Peter Maydell <address@hidden> writes:

> On 3 March 2015 at 20:06, Paolo Bonzini <address@hidden> wrote:
>>
>>
>> On 03/03/2015 11:56, Alex Bennée wrote:
>>> > > This adds the saving and restore of the current Multi-Processing state
>>> > > of the machine. While the KVM_GET/SET_MP_STATE API exposes a number of
>>> > > potential states for x86 we only use two for ARM. Either the process is
>>> > > running or not.
>>> >
>>> > By this you mean "is the CPU in the PSCI powered down state or not",
>>> > right?
>>>
>>> From the vcpu's perspective it is either running or not. However it is
>>> the same mechanism that is used when PSCI_0_2_FN_CPU_OFF is passed the
>>> VM, internally setting vcpu->arch.paused.
>
> Well, it has to be (ABI defined to be) identical with being PSCI
> powered down/up, because that's how userspace is going to be
> treating it. If we might tell userspace we're in the "not running"

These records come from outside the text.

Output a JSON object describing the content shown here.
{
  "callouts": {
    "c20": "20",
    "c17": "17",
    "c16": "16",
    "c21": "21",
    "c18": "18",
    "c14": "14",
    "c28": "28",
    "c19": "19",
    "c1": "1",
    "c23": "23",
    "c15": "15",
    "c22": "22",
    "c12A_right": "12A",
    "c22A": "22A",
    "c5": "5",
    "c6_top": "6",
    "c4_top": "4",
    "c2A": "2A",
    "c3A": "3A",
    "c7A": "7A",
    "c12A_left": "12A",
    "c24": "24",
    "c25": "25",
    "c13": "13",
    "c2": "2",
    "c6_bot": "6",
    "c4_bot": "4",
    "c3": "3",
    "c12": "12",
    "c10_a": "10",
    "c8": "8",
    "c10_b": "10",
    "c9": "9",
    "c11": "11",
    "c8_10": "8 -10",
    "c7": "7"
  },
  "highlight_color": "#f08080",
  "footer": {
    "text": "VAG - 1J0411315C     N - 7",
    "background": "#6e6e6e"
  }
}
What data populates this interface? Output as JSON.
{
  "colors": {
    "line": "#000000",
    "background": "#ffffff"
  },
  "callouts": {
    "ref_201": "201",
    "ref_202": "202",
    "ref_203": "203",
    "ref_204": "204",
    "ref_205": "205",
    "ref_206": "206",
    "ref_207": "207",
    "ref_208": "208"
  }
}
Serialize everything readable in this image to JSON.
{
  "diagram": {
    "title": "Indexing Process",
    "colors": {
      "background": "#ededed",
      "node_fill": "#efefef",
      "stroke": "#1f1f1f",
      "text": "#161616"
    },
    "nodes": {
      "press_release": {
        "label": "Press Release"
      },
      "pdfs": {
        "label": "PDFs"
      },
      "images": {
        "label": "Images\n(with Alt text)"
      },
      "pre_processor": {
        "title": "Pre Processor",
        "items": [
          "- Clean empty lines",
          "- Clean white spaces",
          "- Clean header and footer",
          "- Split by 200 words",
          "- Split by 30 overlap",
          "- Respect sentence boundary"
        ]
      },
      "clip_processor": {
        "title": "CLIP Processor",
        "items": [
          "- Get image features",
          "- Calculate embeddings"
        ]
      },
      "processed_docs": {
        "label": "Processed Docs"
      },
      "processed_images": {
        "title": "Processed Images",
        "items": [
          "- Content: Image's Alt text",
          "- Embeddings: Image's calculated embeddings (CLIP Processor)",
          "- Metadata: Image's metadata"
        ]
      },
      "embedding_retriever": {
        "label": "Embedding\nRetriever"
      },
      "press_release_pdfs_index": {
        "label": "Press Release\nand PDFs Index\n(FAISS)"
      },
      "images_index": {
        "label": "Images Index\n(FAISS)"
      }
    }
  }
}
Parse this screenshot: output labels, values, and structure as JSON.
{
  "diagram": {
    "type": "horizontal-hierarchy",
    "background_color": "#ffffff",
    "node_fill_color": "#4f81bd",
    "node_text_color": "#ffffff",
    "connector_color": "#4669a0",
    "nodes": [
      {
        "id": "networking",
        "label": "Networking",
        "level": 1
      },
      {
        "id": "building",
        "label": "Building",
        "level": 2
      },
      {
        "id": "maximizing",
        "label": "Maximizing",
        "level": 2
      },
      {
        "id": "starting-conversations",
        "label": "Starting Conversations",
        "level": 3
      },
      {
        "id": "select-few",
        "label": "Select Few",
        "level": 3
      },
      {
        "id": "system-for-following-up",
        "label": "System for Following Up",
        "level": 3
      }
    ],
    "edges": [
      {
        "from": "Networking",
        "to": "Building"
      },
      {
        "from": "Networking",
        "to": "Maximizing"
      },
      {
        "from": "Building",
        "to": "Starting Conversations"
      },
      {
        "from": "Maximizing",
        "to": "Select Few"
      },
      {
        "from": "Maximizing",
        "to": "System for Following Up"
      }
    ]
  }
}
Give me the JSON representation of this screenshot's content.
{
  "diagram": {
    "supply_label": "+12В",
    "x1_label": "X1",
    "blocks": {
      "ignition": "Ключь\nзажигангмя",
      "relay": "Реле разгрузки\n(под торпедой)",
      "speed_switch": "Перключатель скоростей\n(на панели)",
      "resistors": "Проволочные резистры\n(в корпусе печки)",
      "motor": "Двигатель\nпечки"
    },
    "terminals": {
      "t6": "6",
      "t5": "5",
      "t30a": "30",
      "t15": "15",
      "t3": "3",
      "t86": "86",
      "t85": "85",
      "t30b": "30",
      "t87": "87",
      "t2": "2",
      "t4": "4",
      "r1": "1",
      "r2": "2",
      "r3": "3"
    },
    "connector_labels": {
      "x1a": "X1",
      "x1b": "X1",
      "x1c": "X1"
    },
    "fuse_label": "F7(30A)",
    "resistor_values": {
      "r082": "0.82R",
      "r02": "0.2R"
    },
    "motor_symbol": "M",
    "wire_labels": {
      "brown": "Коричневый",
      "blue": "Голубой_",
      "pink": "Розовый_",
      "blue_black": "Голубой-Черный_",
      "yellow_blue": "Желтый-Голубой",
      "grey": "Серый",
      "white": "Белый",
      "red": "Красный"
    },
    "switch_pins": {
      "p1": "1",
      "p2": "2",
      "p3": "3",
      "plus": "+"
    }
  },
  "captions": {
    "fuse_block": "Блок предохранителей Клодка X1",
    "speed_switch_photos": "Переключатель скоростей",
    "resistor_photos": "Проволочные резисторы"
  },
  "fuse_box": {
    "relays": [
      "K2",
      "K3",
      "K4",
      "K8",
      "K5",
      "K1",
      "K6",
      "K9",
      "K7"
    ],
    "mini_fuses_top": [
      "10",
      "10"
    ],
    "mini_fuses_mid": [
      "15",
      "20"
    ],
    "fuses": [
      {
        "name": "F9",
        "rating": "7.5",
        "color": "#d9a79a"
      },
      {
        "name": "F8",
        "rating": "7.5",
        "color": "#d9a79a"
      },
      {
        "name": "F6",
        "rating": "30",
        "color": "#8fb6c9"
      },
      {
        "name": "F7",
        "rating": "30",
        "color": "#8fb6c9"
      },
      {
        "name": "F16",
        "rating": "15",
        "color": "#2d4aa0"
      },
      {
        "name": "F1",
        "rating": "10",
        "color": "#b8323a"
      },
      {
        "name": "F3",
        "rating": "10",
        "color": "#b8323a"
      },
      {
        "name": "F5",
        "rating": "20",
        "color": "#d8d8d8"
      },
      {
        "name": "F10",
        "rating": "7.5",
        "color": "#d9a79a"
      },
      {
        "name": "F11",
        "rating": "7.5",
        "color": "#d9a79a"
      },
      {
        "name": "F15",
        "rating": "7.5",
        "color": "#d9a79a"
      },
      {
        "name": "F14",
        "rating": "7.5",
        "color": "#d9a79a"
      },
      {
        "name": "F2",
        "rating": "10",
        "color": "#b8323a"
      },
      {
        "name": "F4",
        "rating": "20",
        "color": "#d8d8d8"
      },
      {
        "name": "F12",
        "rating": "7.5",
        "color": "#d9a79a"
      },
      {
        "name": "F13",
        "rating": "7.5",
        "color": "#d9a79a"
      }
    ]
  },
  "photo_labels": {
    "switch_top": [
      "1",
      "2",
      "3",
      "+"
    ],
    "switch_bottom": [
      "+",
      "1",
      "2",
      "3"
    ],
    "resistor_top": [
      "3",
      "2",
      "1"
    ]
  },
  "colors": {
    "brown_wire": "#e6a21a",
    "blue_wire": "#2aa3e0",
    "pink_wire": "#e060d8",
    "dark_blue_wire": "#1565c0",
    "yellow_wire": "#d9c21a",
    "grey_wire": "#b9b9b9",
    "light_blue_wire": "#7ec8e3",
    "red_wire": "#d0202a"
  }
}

> state for other cases than PSCI-powered-down then we probably need
> to consider separating those out into separate states.
>
>> I suggest that you define a new MP_STATE constant for this.  HALTED in
>> x86 and s390 is the state an ARM processor enters when you execute wfi.
>
> Architecturally the CPU doesn't have to enter any state at all
> if you execute a WFI -- it might be implemented as "go to low
> power state and wait for an interrupt" or "go low power but
> maybe be unnecessarily woken up" or "nop, do nothing"...
>
>>  Right now this is not migrated on ARM if I remember correctly, but
>> perhaps you'll want to add it in the future.
>
> ...which is why we don't need to migrate this: it just means
> that migration during WFI causes an unnecessary-wakeup, which
> is architecturally fine.

What happens when you boot a SMP system but only ever power up one of the
CPUs? You can't just randomly start the second CPU if it's in the
powered off state, who knows what it would do?